Monday, Sep. 16, 1974
Lithopolis' Loot
Worried about soaring tuition costs?
One solution could be a move to Bloom Township, Ohio, a small farming community (pop. 3,500), set in rolling corn country twelve miles outside Columbus.
The township has no college, but it does incorporate a tiny hamlet called Lithopolis, and that is all it needs. The place is the home of the Wagnalls Memorial, a small foundation that hands out scholarships to all comers--and wishes, in fact, that more would come.
Quartered in a Tudor-style stone mansion rising improbably above surrounding frame houses and tree-lined streets, the foundation was established by the late Mabel Wagnalls Jones in honor of her parents, Adam W. Wagnalls, a Lithopolis boy who co-founded the Funk & Wagnalls publishing firm in 1877, and his wife Anna. When Mabel Jones died in 1946, she bequeathed $2.5 million to provide scholarships for any and all Bloom Township youths who could complete four years at one of the two high schools in the area and wanted to go on to higher education. Today the fund's officers manage an investment portfolio whose value has grown to $7.5 million--more than enough to make good on the standing Wagnalls Memorial offer to Bloom Township students of $1,500 a year while they are in college and $2,000 annually if and when they go on to graduate work. The scholarships do not cover the total cost of college tuition, room and board, which now averages $2,300 a year on state campuses and $3,200 at private institutions; yet they should be attractive.

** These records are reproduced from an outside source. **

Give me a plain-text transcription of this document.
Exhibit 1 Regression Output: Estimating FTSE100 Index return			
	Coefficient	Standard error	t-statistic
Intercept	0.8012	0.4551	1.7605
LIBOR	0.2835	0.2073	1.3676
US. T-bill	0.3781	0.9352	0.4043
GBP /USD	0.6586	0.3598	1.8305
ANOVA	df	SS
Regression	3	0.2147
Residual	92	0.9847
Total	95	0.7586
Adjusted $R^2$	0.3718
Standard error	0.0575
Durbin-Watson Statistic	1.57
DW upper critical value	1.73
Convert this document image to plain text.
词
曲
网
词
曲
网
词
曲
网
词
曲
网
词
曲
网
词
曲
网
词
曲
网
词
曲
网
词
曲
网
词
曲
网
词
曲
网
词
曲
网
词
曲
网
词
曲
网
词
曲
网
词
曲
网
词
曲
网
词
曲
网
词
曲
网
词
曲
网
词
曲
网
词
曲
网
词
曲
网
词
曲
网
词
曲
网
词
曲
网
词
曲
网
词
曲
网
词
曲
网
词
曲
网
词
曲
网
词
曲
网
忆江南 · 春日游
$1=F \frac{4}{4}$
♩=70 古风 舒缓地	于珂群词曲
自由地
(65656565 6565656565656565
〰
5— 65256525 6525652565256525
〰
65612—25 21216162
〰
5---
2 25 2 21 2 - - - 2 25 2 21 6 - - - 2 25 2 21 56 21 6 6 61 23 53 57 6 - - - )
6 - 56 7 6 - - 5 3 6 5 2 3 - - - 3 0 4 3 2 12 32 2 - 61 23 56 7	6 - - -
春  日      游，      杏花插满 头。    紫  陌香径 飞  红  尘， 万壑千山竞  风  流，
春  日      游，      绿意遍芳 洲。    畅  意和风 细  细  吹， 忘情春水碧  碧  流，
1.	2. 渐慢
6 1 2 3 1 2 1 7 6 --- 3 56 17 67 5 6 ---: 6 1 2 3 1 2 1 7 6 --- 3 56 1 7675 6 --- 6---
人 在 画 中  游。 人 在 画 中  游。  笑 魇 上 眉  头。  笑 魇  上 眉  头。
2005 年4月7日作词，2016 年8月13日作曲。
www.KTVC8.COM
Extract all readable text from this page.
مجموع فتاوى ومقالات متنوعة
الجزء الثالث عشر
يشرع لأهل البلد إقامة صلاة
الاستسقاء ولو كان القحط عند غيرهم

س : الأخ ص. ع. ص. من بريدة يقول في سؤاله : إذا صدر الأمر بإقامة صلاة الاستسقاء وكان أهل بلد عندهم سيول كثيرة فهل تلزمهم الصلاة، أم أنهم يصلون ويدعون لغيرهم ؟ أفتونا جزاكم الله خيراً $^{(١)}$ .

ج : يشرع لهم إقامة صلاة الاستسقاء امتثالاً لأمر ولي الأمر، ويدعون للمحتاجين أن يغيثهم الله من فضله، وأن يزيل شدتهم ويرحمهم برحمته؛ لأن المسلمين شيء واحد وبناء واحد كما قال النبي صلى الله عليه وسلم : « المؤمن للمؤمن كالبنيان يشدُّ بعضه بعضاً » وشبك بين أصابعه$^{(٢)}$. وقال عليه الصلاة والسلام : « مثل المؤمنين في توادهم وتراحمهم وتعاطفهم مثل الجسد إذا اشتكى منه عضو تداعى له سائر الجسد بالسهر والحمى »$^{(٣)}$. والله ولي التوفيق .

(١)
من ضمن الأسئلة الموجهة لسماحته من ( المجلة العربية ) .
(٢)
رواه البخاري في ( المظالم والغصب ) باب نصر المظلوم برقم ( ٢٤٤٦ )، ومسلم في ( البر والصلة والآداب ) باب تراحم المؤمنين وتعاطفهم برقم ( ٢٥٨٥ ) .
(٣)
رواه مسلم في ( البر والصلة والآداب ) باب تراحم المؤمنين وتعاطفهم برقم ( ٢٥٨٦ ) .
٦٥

Evidently, they are not. Much to the distress of the fund's trustees, the Wagnalls generosity seems to satisfy neither the local students nor the Internal Revenue Service. Though 159 Bloom Township boys and girls are currently receiving Wagnalls scholarships, the potential is much higher. Despite the Wagnalls largesse, only one in three Bloom Township seniors bothers to go on to college; so far only six of last June's 86 graduates have sought Wagnalls' support.
Meanwhile, the IRS is unhappy about the unspent cash that is piling up in the fund's accounts. Although the fund disbursed $134,163 in scholarship aid last year, its income from investments totaled $325,000. The IRS requires all tax-exempt foundations to pay out at least 5.5% of their net asset value each year in the form of charitable contributions.
That means that the Wagnalls Fund has to increase its scholarship handouts to something more than $400,000 a year; the federal taxmen have given the fund until the end of next year to bring its annual payout up to par.
Embattled Fund. The Wagnalls trustees have been mulling over their embarrassment of riches in their impressively decorated Lithopolis board room.
Some officials want to spend the excess Wagnalls money in new fields--study-abroad programs, continuing education for housewives, courses in gardening, consumer awareness and, of course, tax law. To soften the impact of the IRS's 5.5% rule on the fund's assets, Fund Director Jerry W. Neff aims to "change the mixture of our investments to emphasize income more and growth less."
Beyond that, he hopes to find out why local students are not more interested in going to college.
When Wagnalls officials began passing out checks 28 years ago, Bloom Township farmers snickered that they needed a water and sewage system far more than they needed scholarships; their children, too, evidently see their future in corn rather than ivy. But relief is in sight for the embattled fund. Local real estate dealers, who have been hawking the scholarships with all the vigor of Wagnalls trustees, have stirred up a small invasion of outside home buyers.
The influx is expected to push the township's population to an education-minded 10,000 by the end of the decade.